De modo que de las ideas de Montesquieu sobre la desconcentración del poder
público, también derivan las funciones que ahora atribuimos a los organismos
autónomos de estado: fiscalizar, controlar y vigilar el funcionamiento de la
“cosa” pública. ¿Odres de siglos anteriores, para los odres de los siglos por
venir? Hasta ahora sí ¿No?
jueves, 4 de febrero de 2016
Constitución y Administración Pública
El maestro español Posada decía que una Constitución
se divide en parte Dogmática y parte Orgánica; en la primera de éstas se
encuentran los derechos a favor de las personas y, en la segunda, todo lo
relativo a la organización y funcionamiento de los Poderes Públicos. Por
supuesto, los derechos “dogmáticos” son el núcleo de la esfera jurídica de las
personas, que no puede ser penetrada o invadida por actos de autoridad
arbitrarios, provenientes de los administradores o servidores públicos que
encarnan a las instituciones públicas previstas en la parte orgánica constitucional,
a menos que al ordenarlos o ejecutarlos se apoyen fehacientemente en razones y
disposiciones de ley. Pero cuando no es así, son justamente las conductas de
los servidores públicos, particularmente de quienes desempeñan funciones
administrativas, las que quedan expuestas a la crítica social. Y esta alcanza
tintes virulentos, independientemente de la existencia de pruebas o procedimientos,
en aquellos casos en que la opinión pública juzga que algún administrador o
servidor público actuó con negligencia o, en el extremo, que cometió algún
ilícito. De allí algunos refranes populares de origen anónimo, irónico o mordaz
que, con razón o sin ella, llegan a expresarse para aludir al comportamiento
dudoso de algún administrador público: “Haced obra, obra, mucha obra, que
siempre algo sobra”; y el conocido diccionario de Martín Alonso registra un
refrán similar: “Administrador que administra y enfermo que enjuaga, algo
traga”. Por eso se da una correlación inevitable entre la actuación de los
sujetos investidos de autoridad, y el respeto hacia los derechos subjetivos de
los gobernados, generando un contraste que representa la parte y contraparte de
la “gestión pública” o “gestión de gobierno, pues en no pocas
ocasiones se la experimenta y califica como una interrupción de una acción que
debería vivirse socialmente como de continuidad o permanencia o, al menos, como
de recuperación de las experiencias de administración exitosa para una mejor
prospectiva de gobierno. El asunto es fundamental en una democracia, porque la
posibilidad de que un gobierno y la oferta política que lo sustenta tengan la
posibilidad de renovar un voto de confianza en su modo de administrar, se
somete invariablemente al examen social electoral para posibilitar una gestión
de mayor aliento y consistencia que le permitan una planeación más ordenada. Por
ello, cuando se alude a la “gestión pública”

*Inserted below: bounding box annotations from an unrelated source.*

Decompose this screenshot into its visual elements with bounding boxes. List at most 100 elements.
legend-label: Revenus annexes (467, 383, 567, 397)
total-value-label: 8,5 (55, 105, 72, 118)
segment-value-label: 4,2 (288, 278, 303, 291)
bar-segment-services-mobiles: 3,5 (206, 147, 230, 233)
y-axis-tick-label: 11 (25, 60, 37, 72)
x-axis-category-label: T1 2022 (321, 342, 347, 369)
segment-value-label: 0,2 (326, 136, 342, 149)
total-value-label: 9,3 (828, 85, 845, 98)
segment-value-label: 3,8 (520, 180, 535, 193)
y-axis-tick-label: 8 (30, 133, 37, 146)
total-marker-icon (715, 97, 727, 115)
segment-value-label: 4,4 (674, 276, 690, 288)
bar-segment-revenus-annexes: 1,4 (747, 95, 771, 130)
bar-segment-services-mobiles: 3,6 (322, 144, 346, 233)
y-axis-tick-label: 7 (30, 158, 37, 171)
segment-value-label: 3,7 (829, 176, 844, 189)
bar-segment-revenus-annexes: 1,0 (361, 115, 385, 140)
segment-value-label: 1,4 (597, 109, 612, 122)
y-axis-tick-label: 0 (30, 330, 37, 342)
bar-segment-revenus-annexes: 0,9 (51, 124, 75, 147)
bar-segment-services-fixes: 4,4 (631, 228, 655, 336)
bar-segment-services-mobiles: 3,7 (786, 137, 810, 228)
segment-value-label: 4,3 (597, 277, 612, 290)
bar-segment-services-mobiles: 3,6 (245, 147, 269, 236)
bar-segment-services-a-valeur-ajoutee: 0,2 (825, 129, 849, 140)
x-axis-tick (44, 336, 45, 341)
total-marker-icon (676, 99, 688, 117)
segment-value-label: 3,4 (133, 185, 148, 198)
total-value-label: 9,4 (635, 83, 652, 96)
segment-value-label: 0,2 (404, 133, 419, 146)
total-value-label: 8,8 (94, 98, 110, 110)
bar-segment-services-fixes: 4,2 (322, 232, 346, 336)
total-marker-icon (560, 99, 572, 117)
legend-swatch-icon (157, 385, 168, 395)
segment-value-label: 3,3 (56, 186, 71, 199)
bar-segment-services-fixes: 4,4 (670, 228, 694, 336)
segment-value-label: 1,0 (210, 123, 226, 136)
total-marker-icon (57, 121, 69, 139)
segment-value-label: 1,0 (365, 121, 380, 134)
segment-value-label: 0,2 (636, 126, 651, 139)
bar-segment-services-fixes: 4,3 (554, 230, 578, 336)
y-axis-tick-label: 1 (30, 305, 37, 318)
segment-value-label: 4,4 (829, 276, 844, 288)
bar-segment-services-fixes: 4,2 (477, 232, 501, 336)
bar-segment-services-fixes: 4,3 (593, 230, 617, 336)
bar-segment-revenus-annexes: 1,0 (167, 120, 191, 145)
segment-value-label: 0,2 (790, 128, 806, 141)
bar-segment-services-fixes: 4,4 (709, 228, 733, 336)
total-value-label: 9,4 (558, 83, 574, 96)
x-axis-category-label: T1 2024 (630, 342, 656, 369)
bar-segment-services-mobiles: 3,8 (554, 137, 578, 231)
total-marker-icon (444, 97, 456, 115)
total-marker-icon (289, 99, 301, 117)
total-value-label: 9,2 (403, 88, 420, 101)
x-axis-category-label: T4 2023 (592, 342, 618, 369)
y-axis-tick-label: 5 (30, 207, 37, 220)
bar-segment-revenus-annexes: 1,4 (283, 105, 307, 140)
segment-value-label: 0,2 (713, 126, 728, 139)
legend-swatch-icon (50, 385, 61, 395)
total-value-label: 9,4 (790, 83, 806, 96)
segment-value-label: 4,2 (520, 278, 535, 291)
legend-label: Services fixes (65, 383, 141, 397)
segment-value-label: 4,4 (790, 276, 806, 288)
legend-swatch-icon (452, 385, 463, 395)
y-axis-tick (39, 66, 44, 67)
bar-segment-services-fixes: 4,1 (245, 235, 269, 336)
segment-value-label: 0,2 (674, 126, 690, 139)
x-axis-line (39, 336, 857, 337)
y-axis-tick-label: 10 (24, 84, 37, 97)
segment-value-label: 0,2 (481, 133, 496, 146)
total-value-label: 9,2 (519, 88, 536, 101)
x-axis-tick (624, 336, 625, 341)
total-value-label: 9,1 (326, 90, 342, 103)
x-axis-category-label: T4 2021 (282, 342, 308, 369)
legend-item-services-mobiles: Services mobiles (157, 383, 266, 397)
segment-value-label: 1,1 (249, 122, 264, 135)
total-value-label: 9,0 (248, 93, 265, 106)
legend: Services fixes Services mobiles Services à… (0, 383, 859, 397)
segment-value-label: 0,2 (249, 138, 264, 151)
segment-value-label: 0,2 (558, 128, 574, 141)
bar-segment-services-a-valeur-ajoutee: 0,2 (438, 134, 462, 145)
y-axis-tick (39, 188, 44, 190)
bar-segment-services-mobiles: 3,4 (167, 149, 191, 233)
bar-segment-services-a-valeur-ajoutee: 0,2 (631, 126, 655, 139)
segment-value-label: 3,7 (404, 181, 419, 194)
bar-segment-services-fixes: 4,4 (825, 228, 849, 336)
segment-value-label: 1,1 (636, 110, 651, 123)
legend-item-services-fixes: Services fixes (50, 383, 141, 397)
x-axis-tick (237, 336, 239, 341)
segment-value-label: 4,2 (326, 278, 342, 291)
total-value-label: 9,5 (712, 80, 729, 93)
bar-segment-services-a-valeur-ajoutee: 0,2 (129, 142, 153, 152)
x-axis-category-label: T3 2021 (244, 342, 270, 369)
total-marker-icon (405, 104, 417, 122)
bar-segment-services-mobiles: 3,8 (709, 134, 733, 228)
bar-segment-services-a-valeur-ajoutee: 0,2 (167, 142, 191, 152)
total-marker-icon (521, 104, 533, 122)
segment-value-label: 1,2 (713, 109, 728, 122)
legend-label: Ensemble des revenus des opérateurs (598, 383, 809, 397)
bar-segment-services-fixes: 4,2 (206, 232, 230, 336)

es común entenderla como “gobierno en
acción”; es decir, como interacción entre administradores y administrados;
como organización y prestación de servicios públicos; y como producto humano
complejo que demanda, obligadamente, la profesionalización de sus servidores
mediante una formación y capacitación permanentes exigida por la naturaleza
misma de los elementos fundamentales de la gestión pública. Concluyentemente, de la integración periódica de la
“Administración Pública”,
de la dinámica desempeñada por sus administradores o servidores públicos, con
sujeción al principio de legalidad que estatuye la Constitución, y mediante
ejercicios periódicos o permanentes de evaluación y control social de la
gestión pública, se instituye el nexo de rigor y responsabilidad a que se
somete toda persona que cumple funciones administrativas de servicio público,
en beneficio de sus creadores: los ciudadanos. ¿Cierto?